Exclusion des ports Espagnols de l'opération Marhaba 2021: Un manque à gagner de 1,15 milliard d’euros

L’exclusion des ports espagnols de l’opération Marhaba 2021 entraînera une perte de plus d’un milliard d’euros pour les opérateurs ibériques et pourrait affecter des milliers d’emplois.

Après avoir subi de plein fouet les effets de la pandémie de Covid- 19, les ports espagnols espéraient sortir la tête de l’eau avec l’opération Marhaba 2021. Grande fut leur déception quand ils ont su que le gouvernement les a une nouvelle fois exclus du circuit maritime des Marocains résidant à l’étranger (MRE), au profit des ports de Sète, Marseille et Gênes.
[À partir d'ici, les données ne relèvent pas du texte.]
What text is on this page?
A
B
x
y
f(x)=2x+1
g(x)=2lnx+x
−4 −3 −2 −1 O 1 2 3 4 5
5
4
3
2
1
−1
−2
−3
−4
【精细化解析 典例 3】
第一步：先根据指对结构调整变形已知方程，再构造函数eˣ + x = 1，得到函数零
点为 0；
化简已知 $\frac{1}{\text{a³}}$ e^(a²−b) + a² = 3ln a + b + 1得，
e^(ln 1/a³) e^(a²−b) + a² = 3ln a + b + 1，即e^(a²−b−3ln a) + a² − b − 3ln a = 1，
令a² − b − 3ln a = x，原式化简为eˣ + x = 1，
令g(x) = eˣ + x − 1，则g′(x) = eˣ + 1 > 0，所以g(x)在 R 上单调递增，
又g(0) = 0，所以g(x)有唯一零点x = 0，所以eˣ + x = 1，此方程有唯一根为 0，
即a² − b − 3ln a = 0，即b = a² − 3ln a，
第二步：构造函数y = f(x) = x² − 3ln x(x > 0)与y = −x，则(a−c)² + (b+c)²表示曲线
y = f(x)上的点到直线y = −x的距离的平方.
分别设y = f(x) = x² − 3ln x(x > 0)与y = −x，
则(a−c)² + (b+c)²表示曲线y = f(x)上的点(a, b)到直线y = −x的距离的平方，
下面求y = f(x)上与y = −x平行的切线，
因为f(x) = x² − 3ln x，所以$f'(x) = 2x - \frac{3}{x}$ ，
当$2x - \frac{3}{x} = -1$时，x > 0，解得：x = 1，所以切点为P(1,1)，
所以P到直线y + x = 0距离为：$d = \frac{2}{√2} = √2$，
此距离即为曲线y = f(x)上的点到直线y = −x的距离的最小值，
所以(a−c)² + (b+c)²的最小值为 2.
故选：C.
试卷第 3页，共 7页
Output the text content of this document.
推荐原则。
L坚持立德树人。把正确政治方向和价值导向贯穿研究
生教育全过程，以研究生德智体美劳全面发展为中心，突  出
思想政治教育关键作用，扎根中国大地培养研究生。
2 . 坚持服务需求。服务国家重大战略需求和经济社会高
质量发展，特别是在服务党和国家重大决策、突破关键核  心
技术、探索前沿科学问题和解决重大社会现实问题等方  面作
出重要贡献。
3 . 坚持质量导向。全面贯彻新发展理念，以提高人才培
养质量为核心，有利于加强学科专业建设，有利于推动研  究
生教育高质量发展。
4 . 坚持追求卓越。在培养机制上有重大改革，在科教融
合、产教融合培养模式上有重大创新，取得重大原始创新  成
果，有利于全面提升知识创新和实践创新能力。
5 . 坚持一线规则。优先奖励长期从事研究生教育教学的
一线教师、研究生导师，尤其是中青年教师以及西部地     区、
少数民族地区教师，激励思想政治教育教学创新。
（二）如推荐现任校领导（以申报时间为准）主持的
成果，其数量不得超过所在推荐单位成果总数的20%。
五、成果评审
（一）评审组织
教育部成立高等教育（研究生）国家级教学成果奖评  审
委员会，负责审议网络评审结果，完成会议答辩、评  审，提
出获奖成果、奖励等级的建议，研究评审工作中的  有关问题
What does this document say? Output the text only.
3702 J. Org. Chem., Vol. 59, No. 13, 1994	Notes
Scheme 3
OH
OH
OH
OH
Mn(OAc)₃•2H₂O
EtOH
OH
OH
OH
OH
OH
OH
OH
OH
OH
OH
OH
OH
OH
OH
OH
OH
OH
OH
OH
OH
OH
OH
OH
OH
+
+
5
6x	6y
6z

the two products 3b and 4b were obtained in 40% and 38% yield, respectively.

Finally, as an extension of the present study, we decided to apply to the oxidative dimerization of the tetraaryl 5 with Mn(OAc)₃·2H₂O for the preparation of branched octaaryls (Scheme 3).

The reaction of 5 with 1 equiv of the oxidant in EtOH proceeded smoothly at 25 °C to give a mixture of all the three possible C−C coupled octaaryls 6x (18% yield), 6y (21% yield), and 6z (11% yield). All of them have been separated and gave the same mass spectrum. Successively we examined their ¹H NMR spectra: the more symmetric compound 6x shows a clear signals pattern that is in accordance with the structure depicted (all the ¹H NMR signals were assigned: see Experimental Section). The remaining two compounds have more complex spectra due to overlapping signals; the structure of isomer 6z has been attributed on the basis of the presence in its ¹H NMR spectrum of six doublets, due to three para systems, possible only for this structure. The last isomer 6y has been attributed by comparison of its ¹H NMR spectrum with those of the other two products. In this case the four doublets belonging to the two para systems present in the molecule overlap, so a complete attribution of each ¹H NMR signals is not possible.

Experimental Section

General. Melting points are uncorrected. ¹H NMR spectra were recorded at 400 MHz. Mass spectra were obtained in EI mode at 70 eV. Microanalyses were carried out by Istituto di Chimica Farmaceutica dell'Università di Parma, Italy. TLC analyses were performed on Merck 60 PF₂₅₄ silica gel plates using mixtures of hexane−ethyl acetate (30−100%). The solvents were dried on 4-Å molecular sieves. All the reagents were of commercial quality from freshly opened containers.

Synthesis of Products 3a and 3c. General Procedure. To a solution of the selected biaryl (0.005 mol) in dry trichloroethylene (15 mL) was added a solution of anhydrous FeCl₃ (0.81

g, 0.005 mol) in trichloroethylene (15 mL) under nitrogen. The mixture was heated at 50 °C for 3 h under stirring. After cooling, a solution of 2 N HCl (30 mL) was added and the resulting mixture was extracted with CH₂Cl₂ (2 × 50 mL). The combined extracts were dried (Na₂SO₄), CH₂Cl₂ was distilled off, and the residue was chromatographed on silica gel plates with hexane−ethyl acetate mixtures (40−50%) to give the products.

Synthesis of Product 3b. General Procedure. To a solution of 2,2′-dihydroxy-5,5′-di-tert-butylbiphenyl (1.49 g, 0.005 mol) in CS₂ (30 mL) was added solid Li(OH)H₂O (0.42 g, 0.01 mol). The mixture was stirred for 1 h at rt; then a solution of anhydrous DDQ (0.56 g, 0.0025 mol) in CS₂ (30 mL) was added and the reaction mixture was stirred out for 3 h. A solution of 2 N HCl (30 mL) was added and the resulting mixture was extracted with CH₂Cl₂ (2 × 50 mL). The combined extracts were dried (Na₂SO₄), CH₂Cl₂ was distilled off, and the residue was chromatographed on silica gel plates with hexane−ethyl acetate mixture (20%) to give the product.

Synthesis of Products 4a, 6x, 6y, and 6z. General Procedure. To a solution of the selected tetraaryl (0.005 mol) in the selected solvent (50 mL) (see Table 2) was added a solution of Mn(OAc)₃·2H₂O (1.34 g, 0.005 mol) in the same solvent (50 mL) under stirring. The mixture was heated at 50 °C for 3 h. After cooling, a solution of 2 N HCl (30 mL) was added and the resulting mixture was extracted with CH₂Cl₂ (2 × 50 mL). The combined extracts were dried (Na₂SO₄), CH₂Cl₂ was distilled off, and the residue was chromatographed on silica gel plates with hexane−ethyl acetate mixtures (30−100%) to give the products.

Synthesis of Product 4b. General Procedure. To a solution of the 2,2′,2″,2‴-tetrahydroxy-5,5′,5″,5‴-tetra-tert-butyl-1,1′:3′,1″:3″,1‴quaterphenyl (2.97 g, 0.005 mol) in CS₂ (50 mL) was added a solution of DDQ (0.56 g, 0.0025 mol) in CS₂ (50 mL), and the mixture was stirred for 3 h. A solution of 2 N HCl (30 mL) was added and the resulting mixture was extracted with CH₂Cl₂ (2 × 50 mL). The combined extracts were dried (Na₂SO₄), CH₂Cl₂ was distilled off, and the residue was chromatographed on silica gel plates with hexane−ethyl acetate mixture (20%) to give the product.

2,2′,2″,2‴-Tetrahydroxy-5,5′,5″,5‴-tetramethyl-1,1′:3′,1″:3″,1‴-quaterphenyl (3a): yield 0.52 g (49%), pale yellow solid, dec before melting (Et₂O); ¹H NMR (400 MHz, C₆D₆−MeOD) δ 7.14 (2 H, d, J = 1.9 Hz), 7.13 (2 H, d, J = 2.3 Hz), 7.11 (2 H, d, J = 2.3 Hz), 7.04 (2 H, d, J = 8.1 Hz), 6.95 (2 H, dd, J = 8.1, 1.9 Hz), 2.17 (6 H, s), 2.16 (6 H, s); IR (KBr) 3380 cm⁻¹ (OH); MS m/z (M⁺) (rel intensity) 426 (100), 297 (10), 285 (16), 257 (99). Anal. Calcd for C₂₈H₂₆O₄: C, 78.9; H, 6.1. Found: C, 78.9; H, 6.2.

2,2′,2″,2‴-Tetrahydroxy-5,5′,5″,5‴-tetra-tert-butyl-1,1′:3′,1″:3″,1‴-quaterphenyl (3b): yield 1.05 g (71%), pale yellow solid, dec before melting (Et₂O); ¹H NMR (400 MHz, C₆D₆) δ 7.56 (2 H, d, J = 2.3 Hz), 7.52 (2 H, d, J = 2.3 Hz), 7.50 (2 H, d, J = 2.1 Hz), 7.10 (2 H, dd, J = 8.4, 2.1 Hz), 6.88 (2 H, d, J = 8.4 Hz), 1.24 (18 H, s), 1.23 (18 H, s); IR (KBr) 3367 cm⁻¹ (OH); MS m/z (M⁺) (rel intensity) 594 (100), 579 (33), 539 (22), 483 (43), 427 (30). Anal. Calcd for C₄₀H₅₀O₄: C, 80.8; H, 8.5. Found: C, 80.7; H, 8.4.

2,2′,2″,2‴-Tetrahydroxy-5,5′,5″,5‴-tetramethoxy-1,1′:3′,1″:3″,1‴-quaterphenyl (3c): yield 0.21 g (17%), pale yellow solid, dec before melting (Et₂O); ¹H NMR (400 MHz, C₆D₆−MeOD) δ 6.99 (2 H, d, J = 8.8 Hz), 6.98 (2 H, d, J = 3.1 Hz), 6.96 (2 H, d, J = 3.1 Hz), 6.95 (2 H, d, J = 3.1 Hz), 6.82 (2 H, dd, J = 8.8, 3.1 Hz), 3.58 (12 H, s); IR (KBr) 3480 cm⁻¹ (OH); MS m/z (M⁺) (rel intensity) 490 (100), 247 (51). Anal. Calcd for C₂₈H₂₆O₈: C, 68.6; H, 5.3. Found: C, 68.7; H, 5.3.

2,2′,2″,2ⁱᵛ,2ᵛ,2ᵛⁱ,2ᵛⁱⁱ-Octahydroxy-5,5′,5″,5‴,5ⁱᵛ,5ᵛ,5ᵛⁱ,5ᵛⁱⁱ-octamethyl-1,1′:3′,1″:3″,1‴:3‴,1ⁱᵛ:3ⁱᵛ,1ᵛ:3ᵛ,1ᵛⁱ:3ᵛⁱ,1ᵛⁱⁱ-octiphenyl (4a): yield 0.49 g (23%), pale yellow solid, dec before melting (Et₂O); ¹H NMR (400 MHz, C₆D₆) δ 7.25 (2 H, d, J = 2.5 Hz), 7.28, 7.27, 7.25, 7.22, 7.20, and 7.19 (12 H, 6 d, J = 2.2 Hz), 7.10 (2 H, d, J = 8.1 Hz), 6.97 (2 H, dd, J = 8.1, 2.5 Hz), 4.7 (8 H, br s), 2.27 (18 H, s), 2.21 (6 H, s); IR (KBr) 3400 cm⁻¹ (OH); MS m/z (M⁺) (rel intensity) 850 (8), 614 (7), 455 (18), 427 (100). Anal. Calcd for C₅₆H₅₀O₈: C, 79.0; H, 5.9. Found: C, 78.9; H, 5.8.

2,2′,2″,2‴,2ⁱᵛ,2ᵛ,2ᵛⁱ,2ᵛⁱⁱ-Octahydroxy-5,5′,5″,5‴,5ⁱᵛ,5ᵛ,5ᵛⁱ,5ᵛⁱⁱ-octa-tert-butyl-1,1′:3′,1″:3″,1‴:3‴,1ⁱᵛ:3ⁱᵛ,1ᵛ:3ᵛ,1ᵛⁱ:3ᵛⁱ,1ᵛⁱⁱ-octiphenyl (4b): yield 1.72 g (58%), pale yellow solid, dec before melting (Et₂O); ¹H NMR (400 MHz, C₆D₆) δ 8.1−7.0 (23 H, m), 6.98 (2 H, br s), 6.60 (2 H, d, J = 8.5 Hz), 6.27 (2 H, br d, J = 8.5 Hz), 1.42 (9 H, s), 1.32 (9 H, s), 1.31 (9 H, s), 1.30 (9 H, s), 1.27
Une désagréable surprise, surtout en ces temps de crise. «On espère qu’il y aura un retour sur la décision, car on parle de milliers d’emplois dans les structures comme les compagnies maritimes, les stations-services, les hôtels, les restaurants, les agences de voyages, etc.», a déclaré José Ignacio Landaluce, maire d’Algésiras, au site espagnol ABC, qui estime que cette décision est une «catastrophe».

Un qualificatif qui est loin d’être anodin, si l’on sait que plus d’un tiers des passagers et la moitié des véhicules en partance pour le Maroc via l’Espagne transitaient par le port d’Algésiras. Cette exclusion aura de lourdes conséquences pour le port d’Alméria, qui a accueilli plus de 580.000 passagers lors de l’opération Marhaba 2019, soit 4,2% de plus qu’en 2018, d’après Jesùs Caicedo, président de l’Autorité portuaire d’Alméria (APA) cité par le site Europapress.

Des pertes énormes
Concrètement, cette non-participation des ports espagnols entraînera un manque à gagner de 1,15 milliard d’euros, révèle La Razon, dans son édition du 7 juin 2021. Ce qui représente, selon le quotidien espagnol, l’ensemble des dépenses effectuées par les MRE pour la nourriture, l’hébergement dans les hôtels, les billets de ferry et dans les stations- services.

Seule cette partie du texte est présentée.